Absolutely (at the federal level). To put it the proper way, it has never been illegal to produce firearms for your own use. Don't sell it & don't make an illegal firearm (e.g. SBR without a stamp), but otherwise? Knock yourself out. (2/?)
Yup. It is entirely legal to print a firearm with a plan you have on your local machine, right now, before the whole "end of the world" thing tomorrow. (3/?)
Not technically, and not legally. The technical problem is that firing pins are almost invariably made of metal for a reason - you have to set off that primer. And plastic just can't have the strength to do that. (9/?)
Short of the firing pin and enough other steel to be legal, sure. And it's good for... about a maximum of ten rounds, from what I've seen so far, and marginally accurate at five yards, if that. They're proof of concepts, nothing more. (12/?)
Well, for example, AR-15 lowers do not have a significant amount of force or temperature applied to them at any given time.
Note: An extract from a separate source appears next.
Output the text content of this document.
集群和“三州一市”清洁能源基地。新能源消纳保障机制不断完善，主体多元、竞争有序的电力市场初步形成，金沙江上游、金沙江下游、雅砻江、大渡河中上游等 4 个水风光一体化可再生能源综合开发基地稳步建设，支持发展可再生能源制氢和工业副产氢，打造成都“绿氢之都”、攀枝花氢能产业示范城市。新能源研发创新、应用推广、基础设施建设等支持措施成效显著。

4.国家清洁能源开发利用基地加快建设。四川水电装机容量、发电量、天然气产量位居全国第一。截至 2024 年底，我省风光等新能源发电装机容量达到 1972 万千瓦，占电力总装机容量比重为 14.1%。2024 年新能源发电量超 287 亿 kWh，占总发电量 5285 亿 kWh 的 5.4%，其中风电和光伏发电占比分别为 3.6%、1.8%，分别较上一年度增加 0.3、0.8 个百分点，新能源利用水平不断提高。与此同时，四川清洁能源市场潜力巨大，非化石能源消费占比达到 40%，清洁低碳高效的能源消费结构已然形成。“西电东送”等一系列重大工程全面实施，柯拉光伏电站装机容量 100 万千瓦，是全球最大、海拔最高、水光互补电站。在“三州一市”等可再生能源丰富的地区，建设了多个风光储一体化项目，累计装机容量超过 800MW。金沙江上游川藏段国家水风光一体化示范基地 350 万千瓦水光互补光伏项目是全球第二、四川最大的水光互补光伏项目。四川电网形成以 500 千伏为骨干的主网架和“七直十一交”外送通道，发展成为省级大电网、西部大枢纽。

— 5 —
Given appropriate modifications, you could totally print a lower that's good for 100+ rounds, depending on materials. (13/?)
Remember "democratization of technology". The USSR abjectly feared mimeographs and other copy machines simply because they knew they couldn't control the flow of information - and that was /essential/ for socialsim to "work". (15/?)
I wholeheartedly believe in what they're doing, and in light of the ridiculous number of ridiculous injunctions and whatnot filed against them, do you?